投げる方も受ける方もいずれも設計図のようなものはなく、心の感ずるままに動く人たちだと思います。あまり相手のことを思いやってはできないでだろう、少なくとも私はそうである。
   感動することのほうを先にイメージするのかもしれません。町や観光協会に応援をいただいてからとは考えず、先ず自分たちでやってみる、そこからのスタートでした。これだけ内容のあることなのだからと勇気が湧いてきました。
   町にも一歩踏み込んで応援してください、と私は声を上げました。そして人数の多さもあって、地元の方にも応援をいただくしかなくなってきたのです。

あらためて、地域おこしって何だろうと考えてみると、それは心から自分が感動することに向かうこと、先々を計算しないことが大切だと思います。
   大変なことかもしれないが、動けば道は開けるのです。一般的に何処でもやっているようなことで、町おこしをするやり方では私は物足りなさを感じる。

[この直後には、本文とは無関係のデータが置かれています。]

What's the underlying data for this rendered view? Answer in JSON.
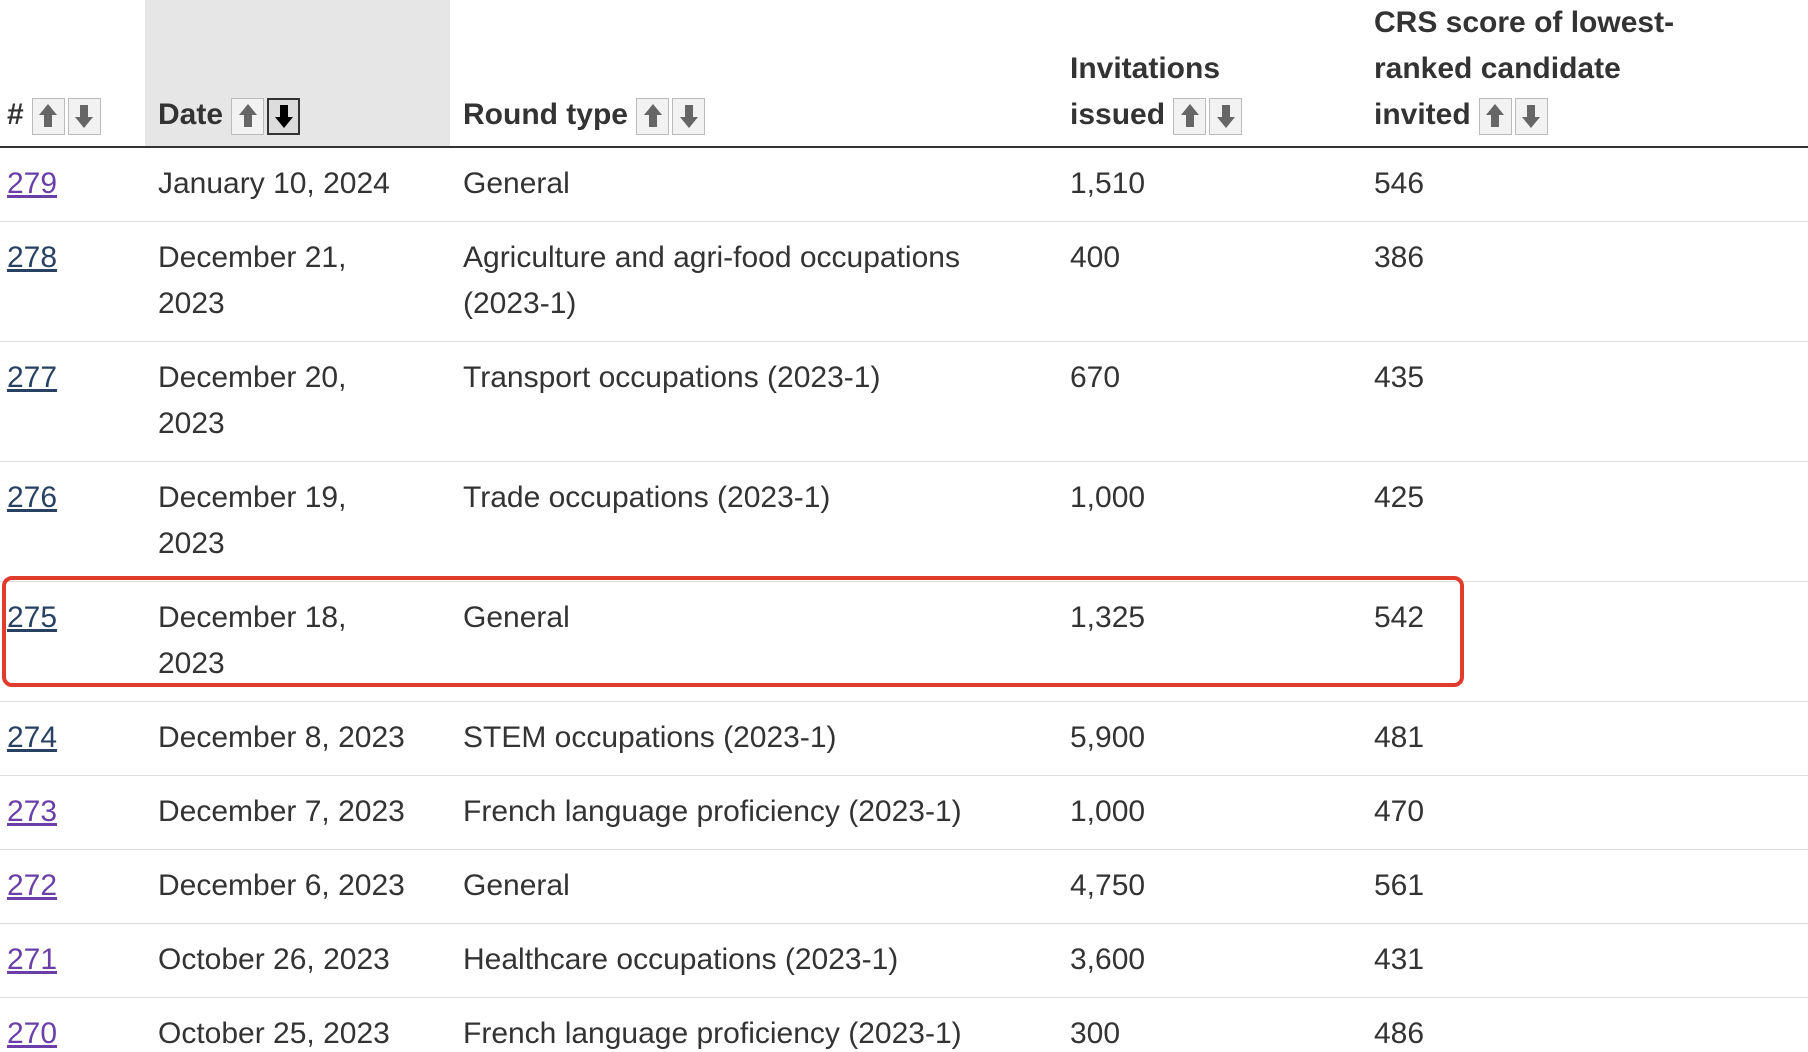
{
  "table": {
    "headers": [
      "#",
      "Date",
      "Round type",
      "Invitations issued",
      "CRS score of lowest-ranked candidate invited"
    ],
    "rows": [
      [
        "279",
        "January 10, 2024",
        "General",
        "1,510",
        "546"
      ],
      [
        "278",
        "December 21, 2023",
        "Agriculture and agri-food occupations (2023-1)",
        "400",
        "386"
      ],
      [
        "277",
        "December 20, 2023",
        "Transport occupations (2023-1)",
        "670",
        "435"
      ],
      [
        "276",
        "December 19, 2023",
        "Trade occupations (2023-1)",
        "1,000",
        "425"
      ],
      [
        "275",
        "December 18, 2023",
        "General",
        "1,325",
        "542"
      ],
      [
        "274",
        "December 8, 2023",
        "STEM occupations (2023-1)",
        "5,900",
        "481"
      ],
      [
        "273",
        "December 7, 2023",
        "French language proficiency (2023-1)",
        "1,000",
        "470"
      ],
      [
        "272",
        "December 6, 2023",
        "General",
        "4,750",
        "561"
      ],
      [
        "271",
        "October 26, 2023",
        "Healthcare occupations (2023-1)",
        "3,600",
        "431"
      ],
      [
        "270",
        "October 25, 2023",
        "French language proficiency (2023-1)",
        "300",
        "486"
      ]
    ]
  }
}
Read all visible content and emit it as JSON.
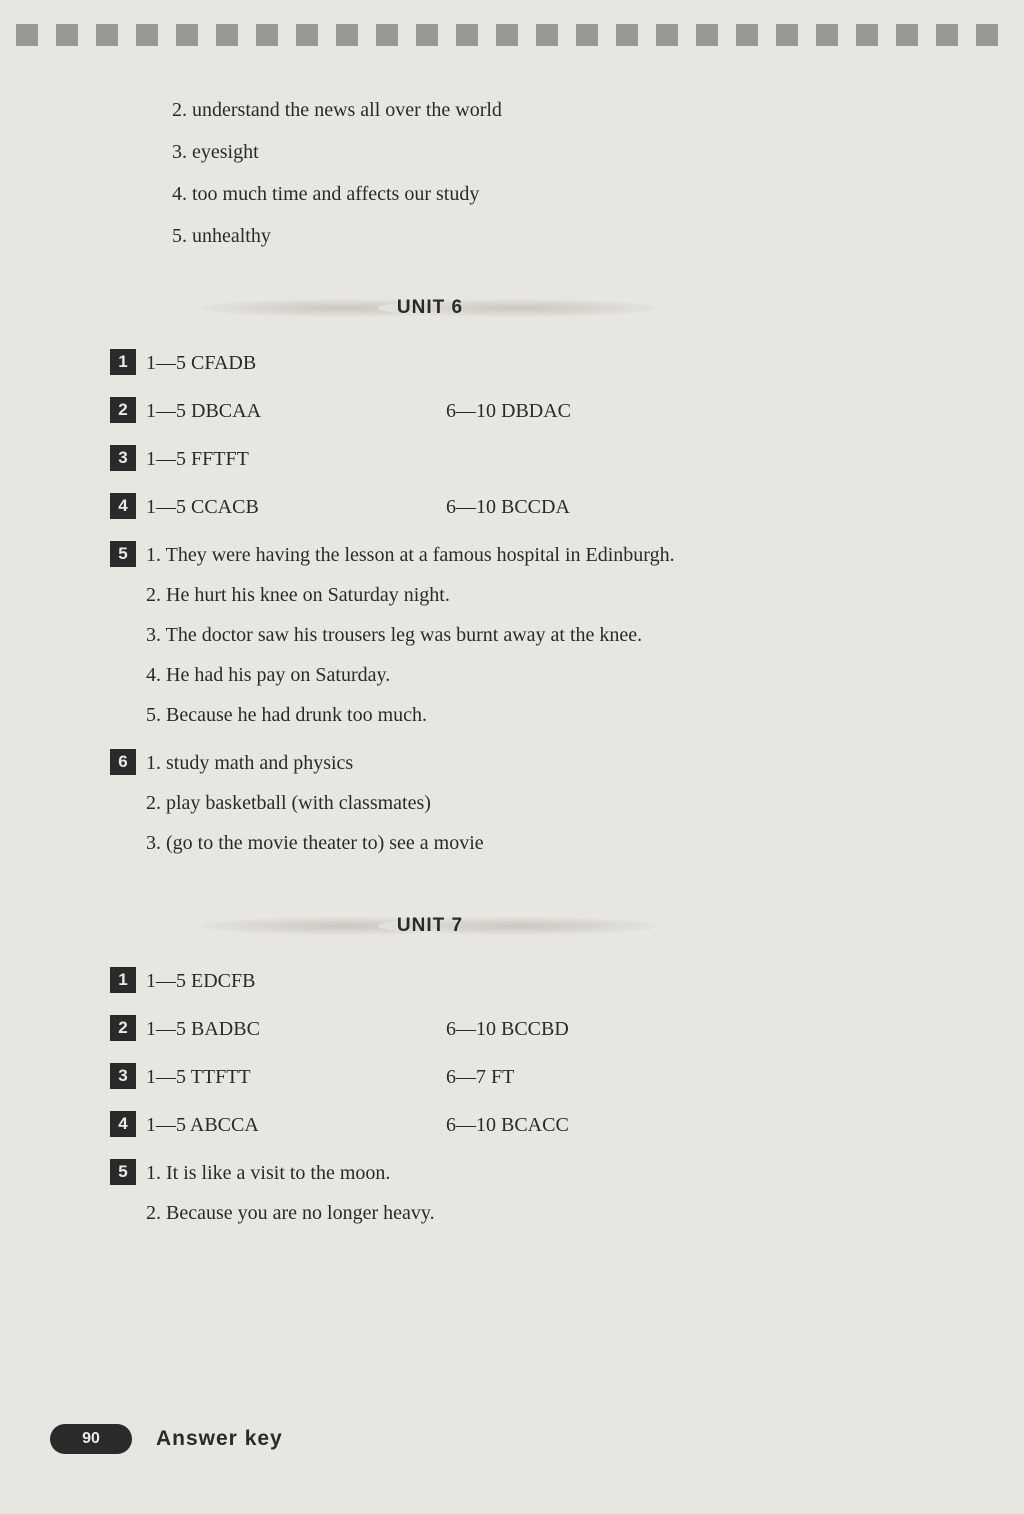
{
  "top_squares_count": 25,
  "intro_items": [
    "2. understand the news all over the world",
    "3. eyesight",
    "4. too much time and affects our study",
    "5. unhealthy"
  ],
  "unit6": {
    "title": "UNIT 6",
    "sections": [
      {
        "num": "1",
        "col1": "1—5 CFADB",
        "col2": ""
      },
      {
        "num": "2",
        "col1": "1—5 DBCAA",
        "col2": "6—10 DBDAC"
      },
      {
        "num": "3",
        "col1": "1—5 FFTFT",
        "col2": ""
      },
      {
        "num": "4",
        "col1": "1—5 CCACB",
        "col2": "6—10 BCCDA"
      },
      {
        "num": "5",
        "items": [
          "1. They were having the lesson at a famous hospital in Edinburgh.",
          "2. He hurt his knee on Saturday night.",
          "3. The doctor saw his trousers leg was burnt away at the knee.",
          "4. He had his pay on Saturday.",
          "5. Because he had drunk too much."
        ]
      },
      {
        "num": "6",
        "items": [
          "1.  study math and physics",
          "2. play basketball (with classmates)",
          "3. (go to the movie theater to) see a movie"
        ]
      }
    ]
  },
  "unit7": {
    "title": "UNIT 7",
    "sections": [
      {
        "num": "1",
        "col1": "1—5 EDCFB",
        "col2": ""
      },
      {
        "num": "2",
        "col1": "1—5 BADBC",
        "col2": "6—10 BCCBD"
      },
      {
        "num": "3",
        "col1": "1—5 TTFTT",
        "col2": "6—7 FT"
      },
      {
        "num": "4",
        "col1": "1—5 ABCCA",
        "col2": "6—10 BCACC"
      },
      {
        "num": "5",
        "items": [
          "1. It is like a visit to the moon.",
          "2. Because you are no longer heavy."
        ]
      }
    ]
  },
  "footer": {
    "page": "90",
    "label": "Answer key"
  }
}
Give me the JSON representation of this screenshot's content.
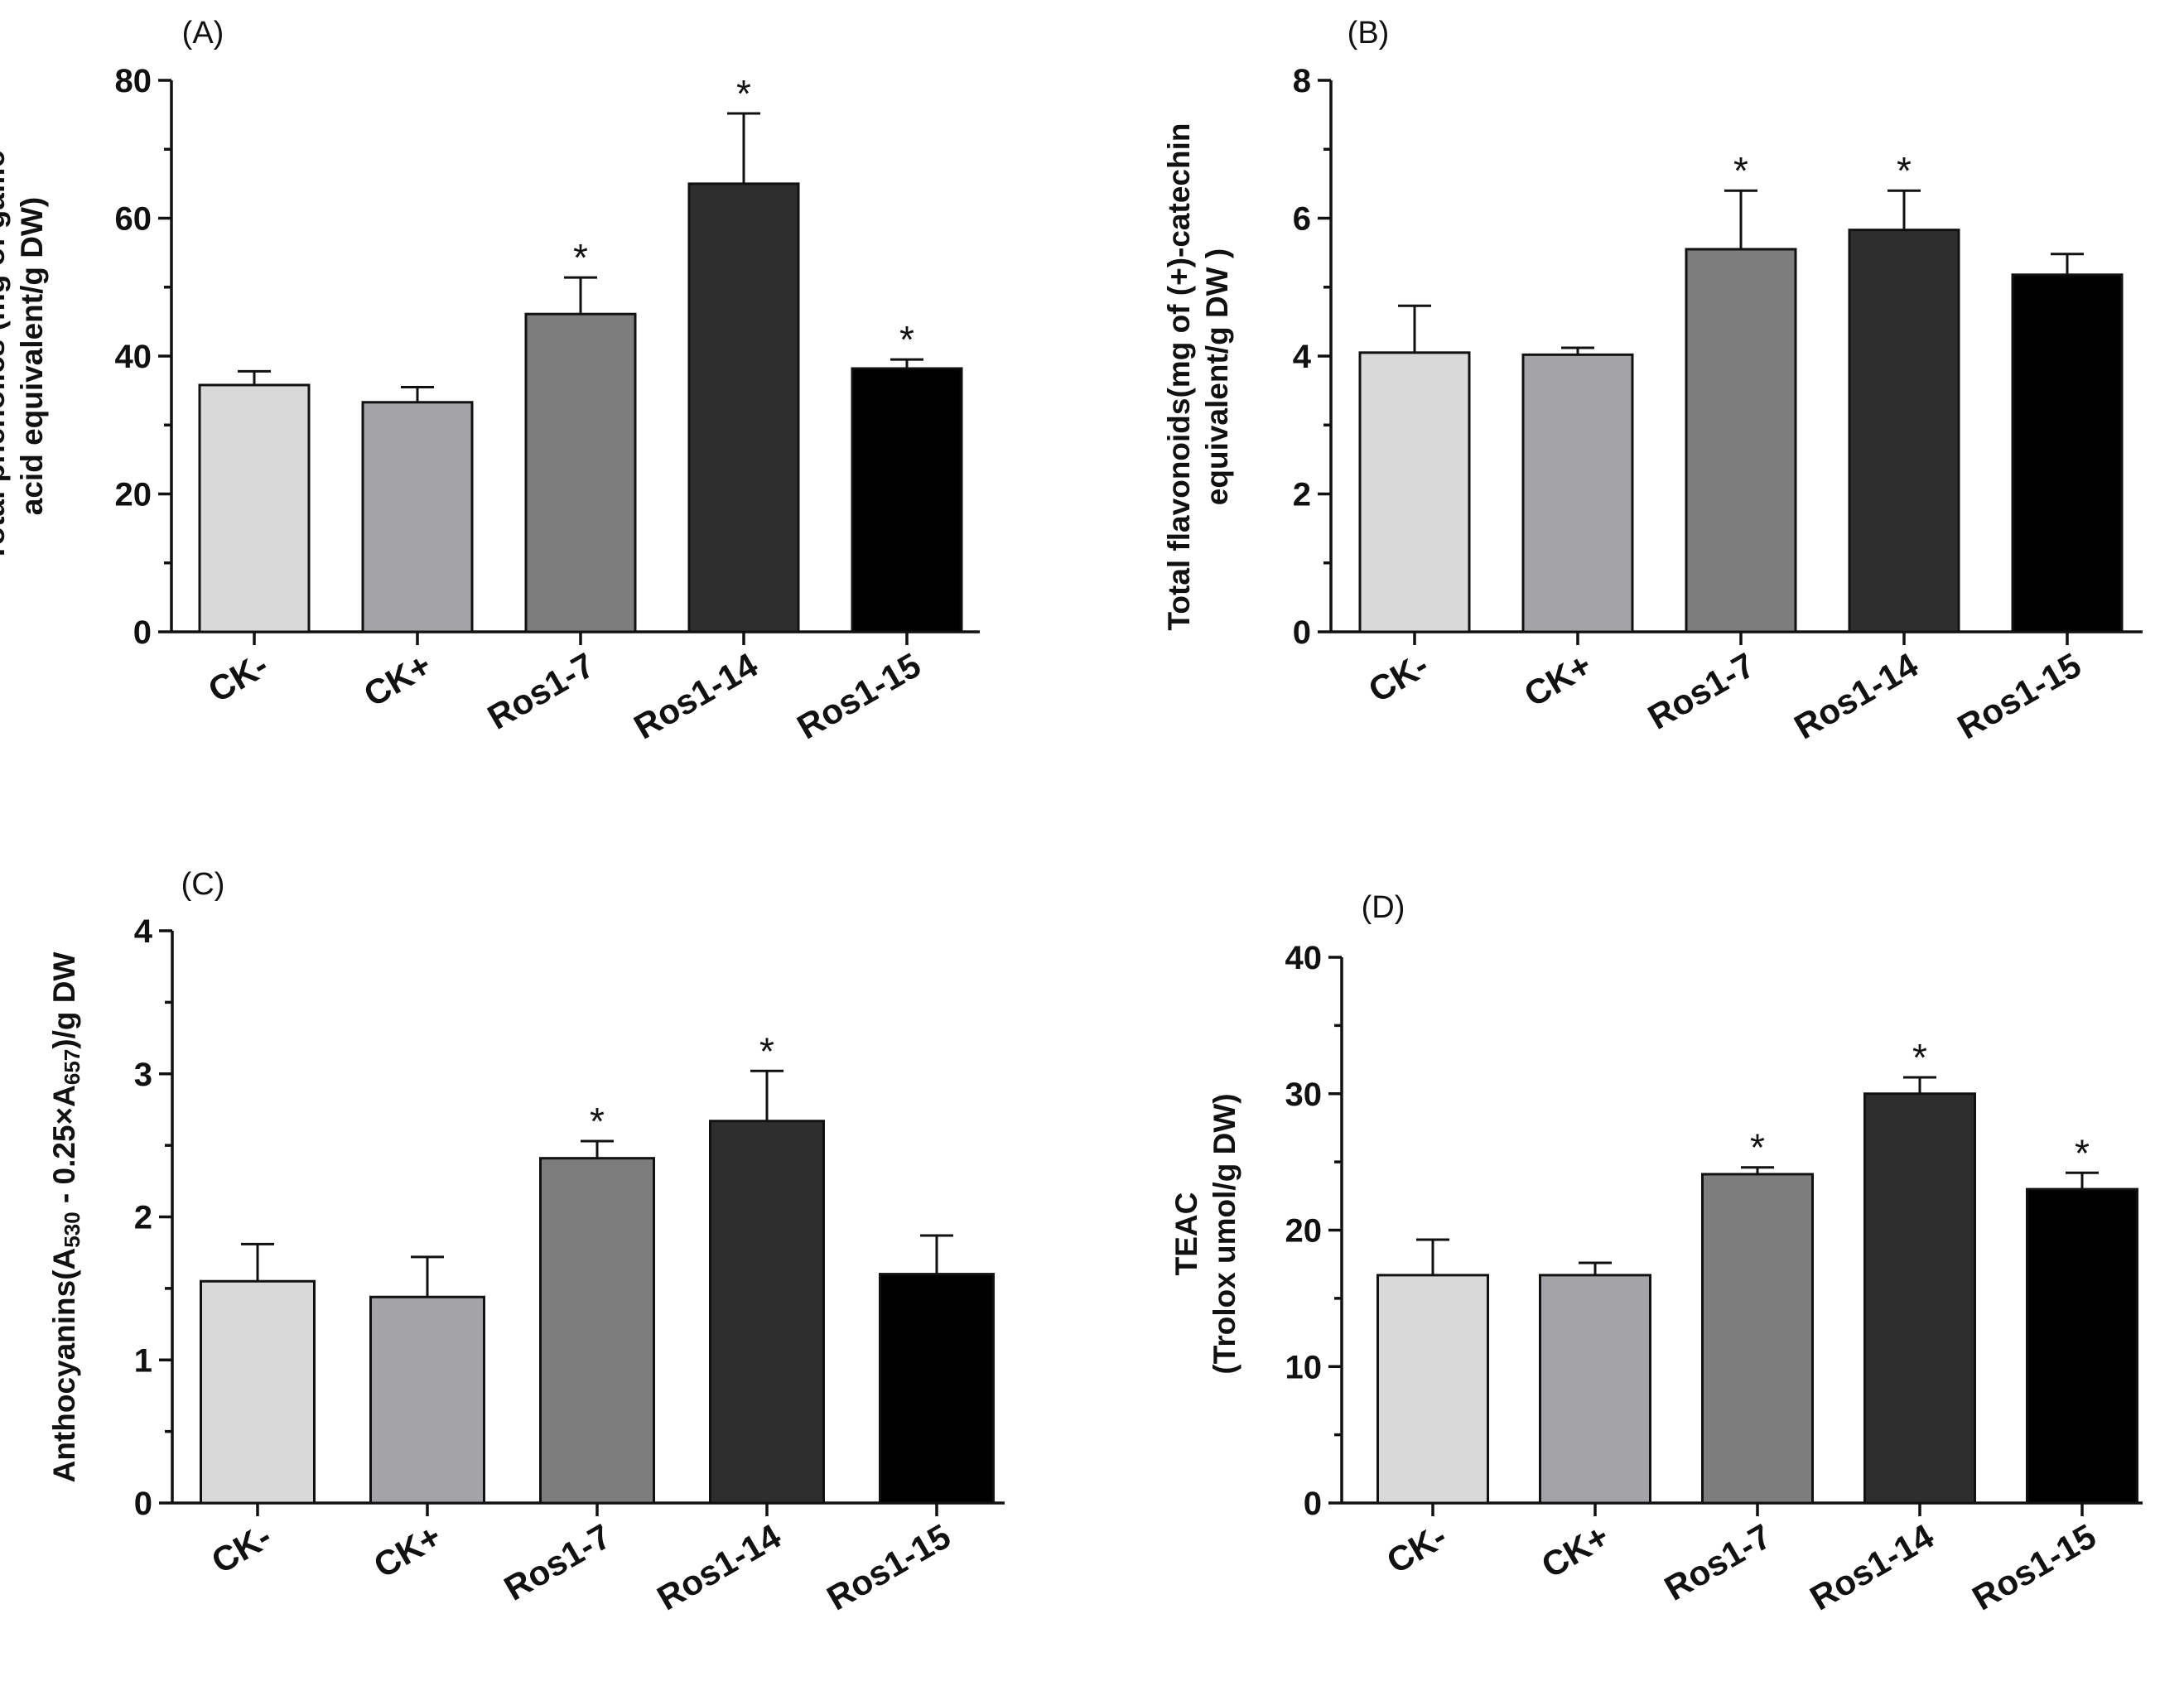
{
  "chart_data": [
    {
      "type": "bar",
      "panel_label": "(A)",
      "categories": [
        "CK-",
        "CK+",
        "Ros1-7",
        "Ros1-14",
        "Ros1-15"
      ],
      "values": [
        35.8,
        33.3,
        46.1,
        65.0,
        38.2
      ],
      "errors": [
        2.0,
        2.2,
        5.3,
        10.2,
        1.3
      ],
      "significant": [
        "",
        "",
        "*",
        "*",
        "*"
      ],
      "ylabel_lines": [
        "Total phenolics (mg of gallic",
        "acid equivalent/g DW)"
      ],
      "ylim": [
        0,
        80
      ],
      "yticks": [
        "0",
        "20",
        "40",
        "60",
        "80"
      ],
      "colors": [
        "#d9d9d9",
        "#a4a4a8",
        "#7d7d7d",
        "#2e2e2e",
        "#000000"
      ]
    },
    {
      "type": "bar",
      "panel_label": "(B)",
      "categories": [
        "CK-",
        "CK+",
        "Ros1-7",
        "Ros1-14",
        "Ros1-15"
      ],
      "values": [
        4.05,
        4.02,
        5.55,
        5.83,
        5.18
      ],
      "errors": [
        0.68,
        0.1,
        0.85,
        0.57,
        0.3
      ],
      "significant": [
        "",
        "",
        "*",
        "*",
        ""
      ],
      "ylabel_lines": [
        "Total flavonoids(mg of (+)-catechin",
        "equivalent/g DW )"
      ],
      "ylim": [
        0,
        8
      ],
      "yticks": [
        "0",
        "2",
        "4",
        "6",
        "8"
      ],
      "colors": [
        "#d9d9d9",
        "#a4a4a8",
        "#7d7d7d",
        "#2e2e2e",
        "#000000"
      ]
    },
    {
      "type": "bar",
      "panel_label": "(C)",
      "categories": [
        "CK-",
        "CK+",
        "Ros1-7",
        "Ros1-14",
        "Ros1-15"
      ],
      "values": [
        1.55,
        1.44,
        2.41,
        2.67,
        1.6
      ],
      "errors": [
        0.26,
        0.28,
        0.12,
        0.35,
        0.27
      ],
      "significant": [
        "",
        "",
        "*",
        "*",
        ""
      ],
      "ylabel_parts": [
        "Anthocyanins(A",
        "530",
        " - 0.25×A",
        "657",
        ")/g DW"
      ],
      "ylim": [
        0,
        4
      ],
      "yticks": [
        "0",
        "1",
        "2",
        "3",
        "4"
      ],
      "colors": [
        "#d9d9d9",
        "#a4a4a8",
        "#7d7d7d",
        "#2e2e2e",
        "#000000"
      ]
    },
    {
      "type": "bar",
      "panel_label": "(D)",
      "categories": [
        "CK-",
        "CK+",
        "Ros1-7",
        "Ros1-14",
        "Ros1-15"
      ],
      "values": [
        16.7,
        16.7,
        24.1,
        30.0,
        23.0
      ],
      "errors": [
        2.6,
        0.9,
        0.5,
        1.2,
        1.2
      ],
      "significant": [
        "",
        "",
        "*",
        "*",
        "*"
      ],
      "ylabel_lines": [
        "TEAC",
        "(Trolox umol/g DW)"
      ],
      "ylim": [
        0,
        40
      ],
      "yticks": [
        "0",
        "10",
        "20",
        "30",
        "40"
      ],
      "colors": [
        "#d9d9d9",
        "#a4a4a8",
        "#7d7d7d",
        "#2e2e2e",
        "#000000"
      ]
    }
  ]
}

今回の受け入れは、予算がないからコスモ夢舞台の屋根裏に泊め、和彩館で一緒に食事をすることにした。コンサートホールもないから公演は田んぼでする。一見貧相なようではあるが、これをやりきるぞと決めたときには既に豊かな演出プランが出来上がっているのではないかと思う。
   何も一般的な一流と同じではなくても、そこにかける独自の熱い思いがあればいいのだと思う。あるいは、自分に自信がないとき、他と比較し安心したがるのではないだろうか。
   私は彫刻家としては未熟であります、しかし生き方は一流でありたいと考えています。私は地域おこしのために動いているのではなく、自分が感動するために動いている。結果として、それが後世の人々に良い影響を及ぼせたらなおさら嬉しいと思う。彫刻は自分ひとりでするが、この夢は一人ではできない、仲間と共にするから楽しいのです。

EU・ジャパンフェスト日本委員会の古木修治さんとの出会いによって、私はそれまでの自分にはなかった世界への挑戦をさせていただいている。
   それは創作力や行動力がなければ受けるのは難しいことばかりであると思う。しかしそれを超えたとき、いずれの場合も感動はやってきた。